Wo gehört denn der hin? Man sieht ihn zwischen beiden Gruppen laufen. Er kam mit den Feinden des Herrn Jesus. Also wird er wohl zu ihnen gehören. Aber sieh“ er läuft hinüber zu der anderen Gruppe. Mit freundlichem Lächeln tritt er auf Jesus zu. Er tut wie einer, der sich verspätet hat. Jetzt grüßt er den Herrn Jesus sogar mit einem Kuss.

Wir haben uns offenbar geirrt: Er gehört doch nicht zu den Feinden Jesu. Er ist doch wohl einer von Jesu Jüngern.
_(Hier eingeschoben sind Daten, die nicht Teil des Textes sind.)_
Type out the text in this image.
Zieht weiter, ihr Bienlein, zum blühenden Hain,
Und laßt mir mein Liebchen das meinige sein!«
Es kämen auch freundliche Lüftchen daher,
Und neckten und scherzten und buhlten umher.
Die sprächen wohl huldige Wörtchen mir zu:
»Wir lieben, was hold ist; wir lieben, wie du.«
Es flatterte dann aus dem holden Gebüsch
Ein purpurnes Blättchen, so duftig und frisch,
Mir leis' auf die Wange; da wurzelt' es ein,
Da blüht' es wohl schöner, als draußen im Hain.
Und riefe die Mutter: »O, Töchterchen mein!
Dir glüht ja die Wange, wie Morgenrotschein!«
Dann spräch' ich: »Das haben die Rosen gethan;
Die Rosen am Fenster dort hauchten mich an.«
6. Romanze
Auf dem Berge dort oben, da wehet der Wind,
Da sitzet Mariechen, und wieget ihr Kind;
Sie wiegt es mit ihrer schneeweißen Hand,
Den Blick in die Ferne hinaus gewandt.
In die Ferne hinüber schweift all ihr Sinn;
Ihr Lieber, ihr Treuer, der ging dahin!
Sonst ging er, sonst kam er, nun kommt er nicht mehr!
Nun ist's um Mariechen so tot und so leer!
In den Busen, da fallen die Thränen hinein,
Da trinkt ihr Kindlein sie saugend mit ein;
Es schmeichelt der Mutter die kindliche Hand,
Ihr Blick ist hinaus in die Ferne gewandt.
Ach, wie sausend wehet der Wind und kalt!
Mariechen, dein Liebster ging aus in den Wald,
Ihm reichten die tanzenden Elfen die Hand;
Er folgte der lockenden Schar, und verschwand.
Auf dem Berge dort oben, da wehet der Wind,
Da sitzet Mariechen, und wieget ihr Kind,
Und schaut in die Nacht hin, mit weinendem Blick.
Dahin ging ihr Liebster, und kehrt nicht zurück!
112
Aber nun sieh, er taumelt zurück, als habe er einen Schlag bekommen. „Verräter" hat ihn Jesus genannt. – O dieser unglückliche Mann zwischen den Fronten! Er tut, als gehöre er Jesus an. Und heimlich hält er zu der Welt. Sie gab ihm ja 30 Silberlinge, warum sollte er es nicht mit der Welt halten! Aber er wollte es auch mit Jesus nicht verderben. Darum verriet er Ihn nicht offen, sondern mit einem Kuss. Erkennen wir uns nicht wieder im Bild des Judas? Ein Mann, der einer Entscheidung aus dem Wege gehen will!

Und nun stoßen ihn beide von sich. Jesus nennt ihn Verräter. Und als er später bei der Welt Trost sucht, da stößt auch die ihn von sich. Da nahm er sich das Leben. Hüten wir uns, dem Mann zwischen den beiden Fronten zu gleichen! Jesus hat sich ganz für uns gegeben zur Erlösung. Nun will Er uns auch ganz haben. Amen.